Dalgalanmaların yansıması düşen üretim
Ayçiçeği üretimini en fazla etkileyen iki unsur iklimsel faktörler ve fiyat. Üretici fiyatlarının üretimi doğrudan etkilediğini belirten Sabahattin Bodur, “2014 üretim sezonunda yaşanan üretim artışı, ürün fiyatına ters etki yaptı. Bu da bir sonraki yıl üretim alanlarında büyük düşüşe neden oldu. Özellikle son 2 yılda ürün fiyatı artmamakla birlikte, desteklemeler de beklenen düzeyde gerçekleşmedi” diyor.
Ne yapmalı?
Yağlı tohumların reklam yüzü olan ayçiçeğinde iklimin yeterince üzdüğü üretici bir de fiyatlar için kaygı duymak istemiyor. Geçmiş tecrübelere bakıldığında fiyat konusunun üretici kararı üzerinde doğrudan belirleyici etmenlerden biri olduğunu söylemek yanlış olmaz.

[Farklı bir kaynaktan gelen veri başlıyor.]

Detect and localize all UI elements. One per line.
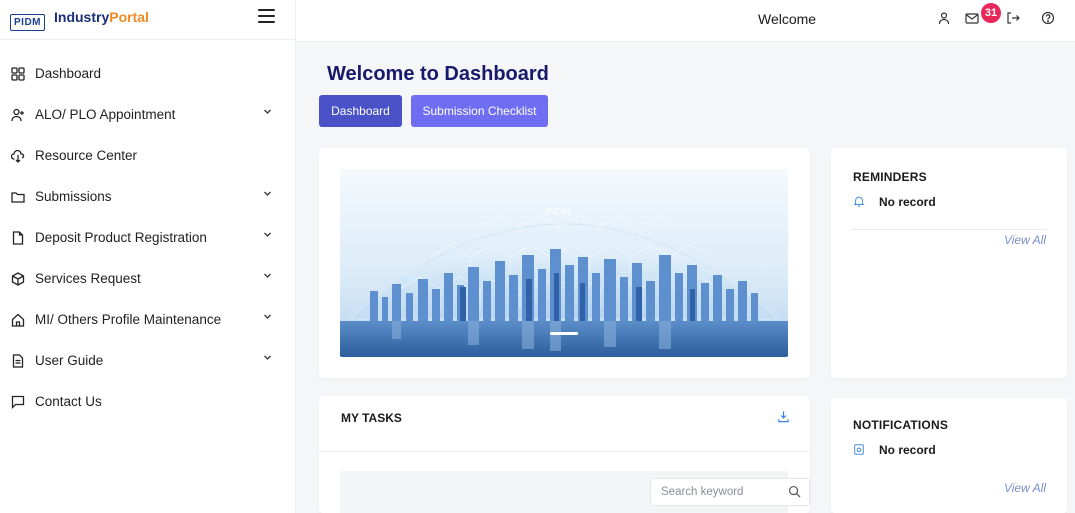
- help-icon[interactable]: [1041, 11, 1057, 27]
- portal-name-primary: Industry: [54, 8, 110, 25]
- pidm-logo[interactable]: PIDM: [10, 14, 45, 31]
- sidebar-item-label: Deposit Product Registration: [35, 230, 207, 245]
- user-icon[interactable]: [937, 11, 953, 27]
- chevron-down-icon[interactable]: [263, 230, 272, 239]
- sidebar-item-label: ALO/ PLO Appointment: [35, 107, 176, 122]
- mail-count-badge[interactable]: 31: [981, 3, 1001, 23]
- city-dome-image: PIDM: [340, 169, 788, 357]
- user-add-icon: [11, 108, 25, 122]
- sidebar: PIDM IndustryPortal Dashboard ALO/ PLO A…: [0, 0, 296, 513]
- notifications-heading: NOTIFICATIONS: [853, 418, 949, 432]
- sidebar-item-label: Contact Us: [35, 394, 102, 409]
- home-icon: [11, 313, 25, 327]
- sidebar-item-label: User Guide: [35, 353, 104, 368]
- sidebar-item-deposit-product-registration[interactable]: Deposit Product Registration: [0, 217, 295, 258]
- dashboard-button[interactable]: Dashboard: [319, 95, 402, 127]
- sidebar-item-resource-center[interactable]: Resource Center: [0, 135, 295, 176]
- box-icon: [11, 271, 25, 286]
- my-tasks-card: MY TASKS: [319, 396, 810, 513]
- menu-toggle-icon[interactable]: [258, 9, 275, 23]
- brand-header: PIDM IndustryPortal: [0, 0, 295, 40]
- portal-name: IndustryPortal: [54, 9, 149, 25]
- sidebar-item-label: MI/ Others Profile Maintenance: [35, 312, 222, 327]
- search-input[interactable]: [661, 479, 781, 505]
- top-header: Welcome 31: [296, 0, 1075, 42]
- submission-checklist-button[interactable]: Submission Checklist: [411, 95, 548, 127]
- chevron-down-icon[interactable]: [263, 107, 272, 116]
- my-tasks-toolbar: [340, 471, 810, 513]
- sidebar-item-contact-us[interactable]: Contact Us: [0, 381, 295, 422]
- notifications-view-all-link[interactable]: View All: [1004, 481, 1046, 495]
- reminders-empty-state: No record: [853, 195, 936, 209]
- chat-icon: [11, 395, 25, 409]
- carousel-indicator[interactable]: [550, 332, 578, 335]
- folder-icon: [11, 190, 25, 204]
- bell-icon: [853, 195, 867, 209]
- chevron-down-icon[interactable]: [263, 271, 272, 280]
- chevron-down-icon[interactable]: [263, 312, 272, 321]
- sidebar-item-dashboard[interactable]: Dashboard: [0, 53, 295, 94]
- file-icon: [11, 230, 25, 245]
- cloud-download-icon: [11, 149, 25, 163]
- banner-carousel[interactable]: PIDM: [340, 169, 788, 357]
- chevron-down-icon[interactable]: [263, 353, 272, 362]
- banner-watermark: PIDM: [545, 207, 571, 218]
- sidebar-item-user-guide[interactable]: User Guide: [0, 340, 295, 381]
- my-tasks-header: MY TASKS: [319, 396, 810, 452]
- sidebar-item-mi-others-profile-maintenance[interactable]: MI/ Others Profile Maintenance: [0, 299, 295, 340]
- banner-card: PIDM: [319, 148, 810, 378]
- sidebar-nav: Dashboard ALO/ PLO Appointment Resource …: [0, 53, 295, 422]
- my-tasks-heading: MY TASKS: [341, 411, 402, 425]
- notifications-empty-text: No record: [879, 443, 936, 457]
- notification-icon: [853, 443, 867, 457]
- welcome-text: Welcome: [758, 11, 817, 27]
- grid-icon: [11, 66, 25, 81]
- search-icon[interactable]: [788, 485, 801, 498]
- sidebar-item-services-request[interactable]: Services Request: [0, 258, 295, 299]
- reminders-card: REMINDERS No record View All: [831, 148, 1067, 378]
- document-icon: [11, 353, 25, 368]
- search-box: [650, 478, 810, 506]
- logout-icon[interactable]: [1006, 11, 1022, 27]
- sidebar-item-label: Services Request: [35, 271, 141, 286]
- reminders-view-all-link[interactable]: View All: [1004, 233, 1046, 247]
- download-icon[interactable]: [777, 410, 791, 424]
- sidebar-item-alo-plo-appointment[interactable]: ALO/ PLO Appointment: [0, 94, 295, 135]
- mail-icon[interactable]: [965, 11, 981, 27]
- page-title: Welcome to Dashboard: [327, 63, 549, 85]
- reminders-divider: [852, 229, 1047, 230]
- chevron-down-icon[interactable]: [263, 189, 272, 198]
- reminders-empty-text: No record: [879, 195, 936, 209]
- sidebar-item-label: Dashboard: [35, 66, 102, 81]
- portal-name-accent: Portal: [109, 8, 149, 25]
- sidebar-item-label: Resource Center: [35, 148, 138, 163]
- reminders-heading: REMINDERS: [853, 170, 927, 184]
- notifications-empty-state: No record: [853, 443, 936, 457]
- sidebar-item-label: Submissions: [35, 189, 112, 204]
- sidebar-item-submissions[interactable]: Submissions: [0, 176, 295, 217]
- notifications-card: NOTIFICATIONS No record View All: [831, 398, 1067, 513]
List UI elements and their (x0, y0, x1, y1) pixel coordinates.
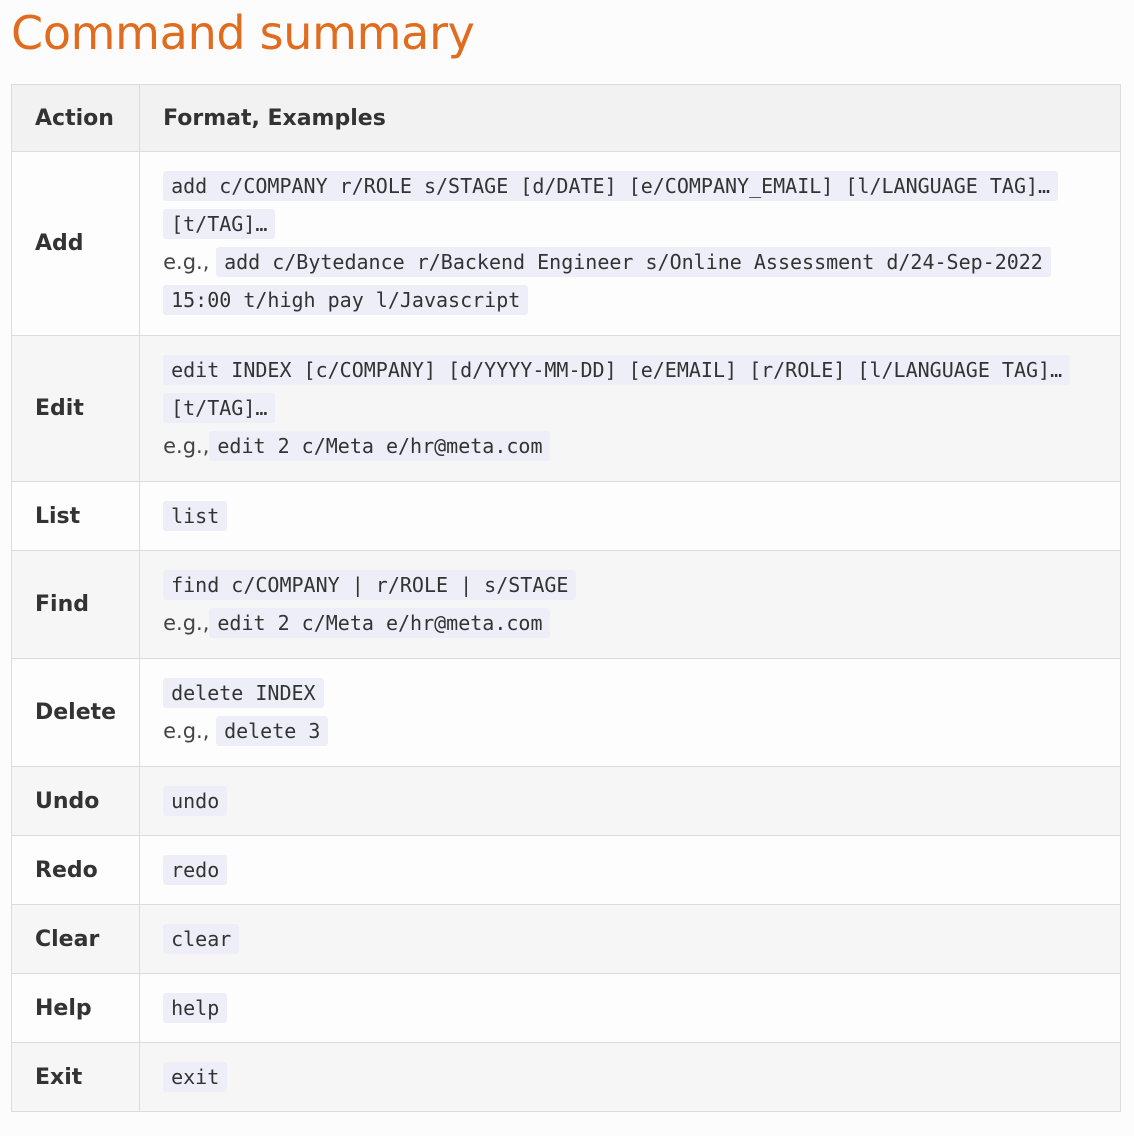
format-code: delete INDEX (163, 678, 324, 708)
format-cell: edit INDEX [c/COMPANY] [d/YYYY-MM-DD] [e… (139, 335, 1121, 482)
table-row-list: List list (11, 481, 1121, 551)
table-row-edit: Edit edit INDEX [c/COMPANY] [d/YYYY-MM-D… (11, 335, 1121, 482)
action-cell: Edit (11, 335, 141, 482)
format-line: delete INDEX (163, 674, 1097, 712)
format-code: undo (163, 786, 228, 816)
table-row-find: Find find c/COMPANY | r/ROLE | s/STAGE e… (11, 550, 1121, 659)
example-line: e.g., add c/Bytedance r/Backend Engineer… (163, 243, 1097, 319)
format-line: edit INDEX [c/COMPANY] [d/YYYY-MM-DD] [e… (163, 351, 1097, 427)
table-row-undo: Undo undo (11, 766, 1121, 836)
format-cell: exit (139, 1042, 1121, 1112)
table-header-row: Action Format, Examples (11, 84, 1121, 152)
command-summary-table: Action Format, Examples Add add c/COMPAN… (11, 84, 1121, 1112)
format-code: clear (163, 924, 240, 954)
format-code: help (163, 993, 228, 1023)
table-row-redo: Redo redo (11, 835, 1121, 905)
format-code: find c/COMPANY | r/ROLE | s/STAGE (163, 570, 577, 600)
header-action: Action (11, 84, 141, 152)
example-prefix: e.g., (163, 611, 210, 635)
table-row-delete: Delete delete INDEX e.g., delete 3 (11, 658, 1121, 767)
example-line: e.g., delete 3 (163, 712, 1097, 750)
page: Command summary Action Format, Examples … (0, 0, 1134, 1136)
example-code: delete 3 (216, 716, 329, 746)
example-code: add c/Bytedance r/Backend Engineer s/Onl… (163, 247, 1051, 315)
format-code: redo (163, 855, 228, 885)
example-line: e.g., edit 2 c/Meta e/hr@meta.com (163, 604, 1097, 642)
format-code: list (163, 501, 228, 531)
example-code: edit 2 c/Meta e/hr@meta.com (209, 608, 551, 638)
action-cell: Exit (11, 1042, 141, 1112)
format-code: add c/COMPANY r/ROLE s/STAGE [d/DATE] [e… (163, 171, 1059, 239)
action-cell: Help (11, 973, 141, 1043)
format-cell: redo (139, 835, 1121, 905)
action-cell: Clear (11, 904, 141, 974)
action-cell: Undo (11, 766, 141, 836)
example-prefix: e.g., (163, 434, 210, 458)
example-code: edit 2 c/Meta e/hr@meta.com (209, 431, 551, 461)
table-row-clear: Clear clear (11, 904, 1121, 974)
action-cell: List (11, 481, 141, 551)
action-cell: Delete (11, 658, 141, 767)
table-row-exit: Exit exit (11, 1042, 1121, 1112)
format-cell: find c/COMPANY | r/ROLE | s/STAGE e.g., e… (139, 550, 1121, 659)
table-row-add: Add add c/COMPANY r/ROLE s/STAGE [d/DATE… (11, 151, 1121, 336)
format-cell: add c/COMPANY r/ROLE s/STAGE [d/DATE] [e… (139, 151, 1121, 336)
page-title: Command summary (11, 6, 475, 60)
format-line: add c/COMPANY r/ROLE s/STAGE [d/DATE] [e… (163, 167, 1097, 243)
example-line: e.g., edit 2 c/Meta e/hr@meta.com (163, 427, 1097, 465)
example-prefix: e.g., (163, 250, 210, 274)
example-prefix: e.g., (163, 719, 210, 743)
action-cell: Add (11, 151, 141, 336)
action-cell: Find (11, 550, 141, 659)
action-cell: Redo (11, 835, 141, 905)
format-code: edit INDEX [c/COMPANY] [d/YYYY-MM-DD] [e… (163, 355, 1071, 423)
table-row-help: Help help (11, 973, 1121, 1043)
format-cell: delete INDEX e.g., delete 3 (139, 658, 1121, 767)
format-cell: clear (139, 904, 1121, 974)
format-line: find c/COMPANY | r/ROLE | s/STAGE (163, 566, 1097, 604)
format-cell: list (139, 481, 1121, 551)
format-cell: help (139, 973, 1121, 1043)
format-cell: undo (139, 766, 1121, 836)
header-format: Format, Examples (139, 84, 1121, 152)
format-code: exit (163, 1062, 228, 1092)
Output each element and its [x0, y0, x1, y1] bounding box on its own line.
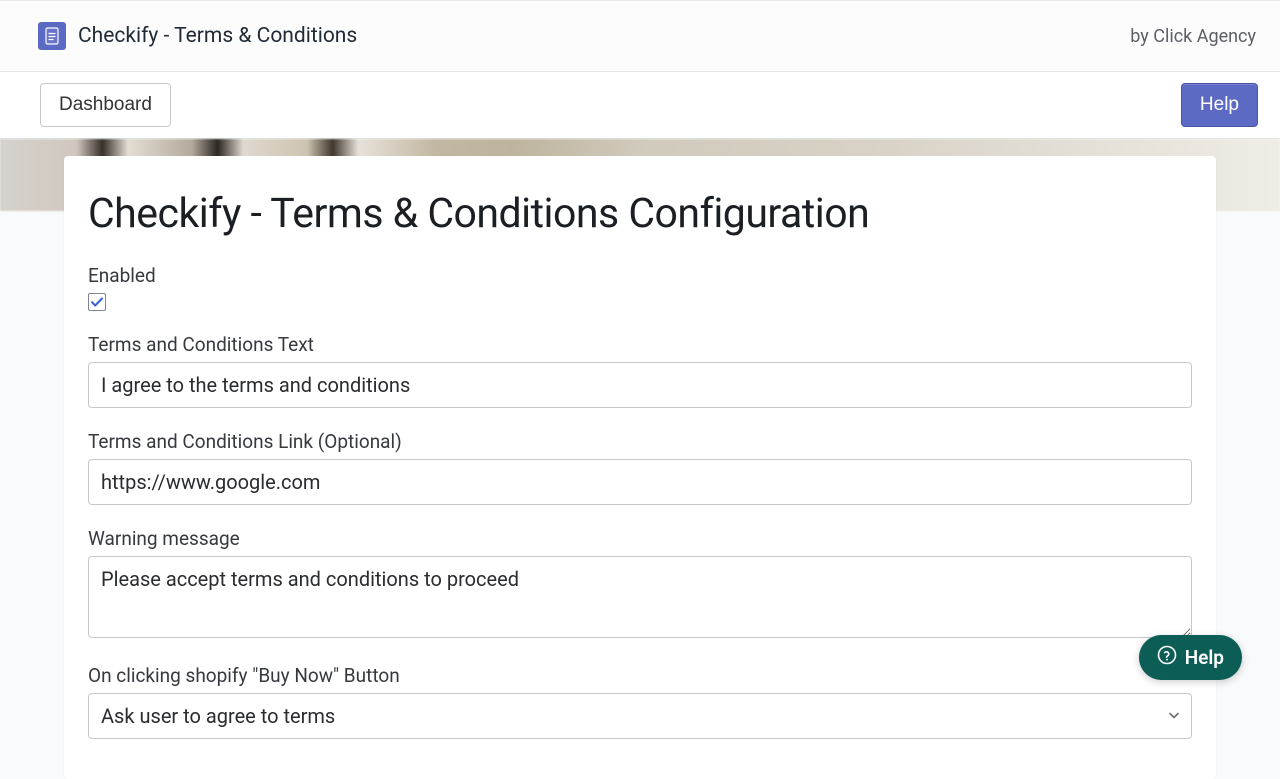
buy-now-label: On clicking shopify "Buy Now" Button	[88, 664, 1192, 687]
field-buy-now: On clicking shopify "Buy Now" Button Ask…	[88, 664, 1192, 739]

Bu kararı ayçiçeği lehine çevirmek için Sabahattin Bodur küresel ve yerel ürün fiyatlarından bağımsız şekilde ayçiçeği desteklerinin bölgesel olarak arttırılmasını öneriyor. Ergin Hamarat ise önerilerini ihracata yönelik sunuyor ve hedef ihracat pazarlarından Rusya ve Ukrayna gibi büyük ölçekli tarımın yapıldığı ülkelerde çeşitlerin kayıt altına alınması, ayrıca Ar-Ge desteklerinde yeni çeşit geliştirmeyi teşvik edecek düzenlemelere gidilmesi gerektiğini belirtiyor.